Human Fumarate Hydratase Is Dual Localized by an Alternative Transcription Initiation Mechanism.

Fumarate hydratase (FH, fumarase), is a tricarboxylic acid cycle enzyme localized in the mitochondrial matrix. However, a common theme, conserved from yeast to human, is the existence of a large cytosolic population of FH. FH has been shown to function as a tumor suppressor gene and is now implicated in various diseases. We have previously indicated that the cytosolic echoform of FH has a role in the DNA damage response and specifically in the response to DNA double strand breaks. In fact, recently FH has been shown to be involved in histone demethylation. Therefore, it has become important to understand the underlying mechanism of FH dual subcellular location in human cells. We revealed that in human cells, in contrast to yeast, the FH gene encodes two gene products, one containing and one lacking the mitochondrial targeting sequence.
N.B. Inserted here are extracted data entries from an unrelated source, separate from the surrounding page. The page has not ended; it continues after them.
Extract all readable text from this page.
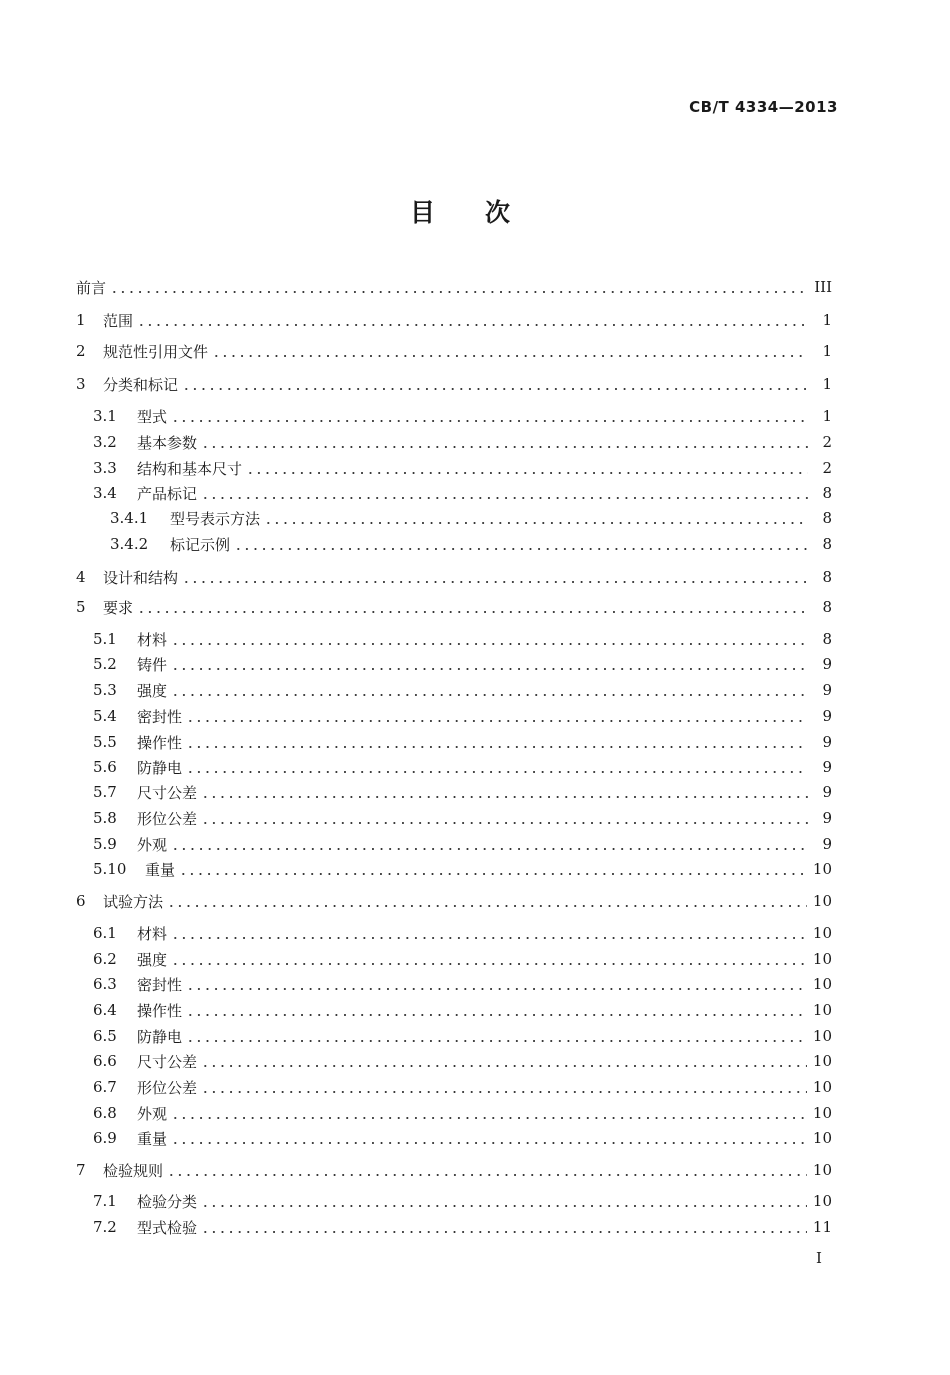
CB/T 4334—2013
目次
前言	III
1	范围	1
2	规范性引用文件	1
3	分类和标记	1
3.1	型式	1
3.2	基本参数	2
3.3	结构和基本尺寸	2
3.4	产品标记	8
3.4.1	型号表示方法	8
3.4.2	标记示例	8
4	设计和结构	8
5	要求	8
5.1	材料	8
5.2	铸件	9
5.3	强度	9
5.4	密封性	9
5.5	操作性	9
5.6	防静电	9
5.7	尺寸公差	9
5.8	形位公差	9
5.9	外观	9
5.10	重量	10
6	试验方法	10
6.1	材料	10
6.2	强度	10
6.3	密封性	10
6.4	操作性	10
6.5	防静电	10
6.6	尺寸公差	10
6.7	形位公差	10
6.8	外观	10
6.9	重量	10
7	检验规则	10
7.1	检验分类	10
7.2	型式检验	11
I
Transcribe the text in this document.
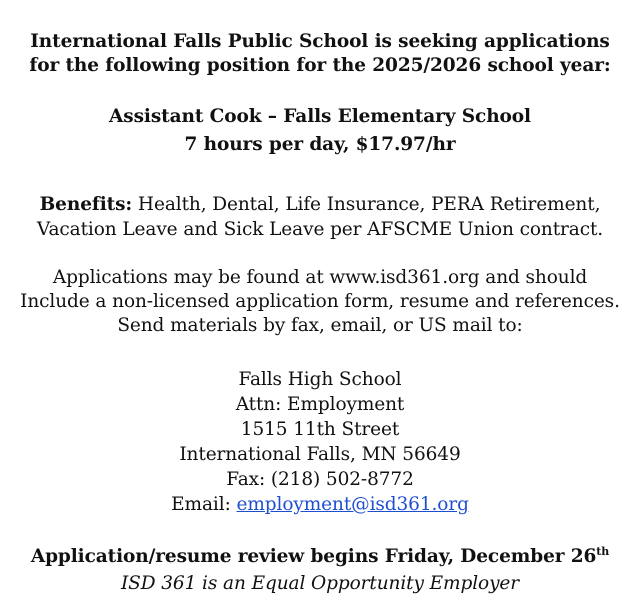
International Falls Public School is seeking applications
for the following position for the 2025/2026 school year:
Assistant Cook – Falls Elementary School
7 hours per day, $17.97/hr
Benefits: Health, Dental, Life Insurance, PERA Retirement,
Vacation Leave and Sick Leave per AFSCME Union contract.
Applications may be found at www.isd361.org and should
Include a non-licensed application form, resume and references.
Send materials by fax, email, or US mail to:
Falls High School
Attn: Employment
1515 11th Street
International Falls, MN 56649
Fax: (218) 502-8772
Email: employment@isd361.org
Application/resume review begins Friday, December 26th
ISD 361 is an Equal Opportunity Employer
On the basis of expression of endogenous wild-type FH and mutant FH cDNAs from plasmids, RT-PCR, RACE to determine the 5' termini of FH mRNAs, and mass spectrometry of FH products, we show that the mechanism of FH distribution is alternative transcription initiation from a broad promoter. This is contrary to the suggested mechanism for rat liver cells which had claimed alternative translation initiation.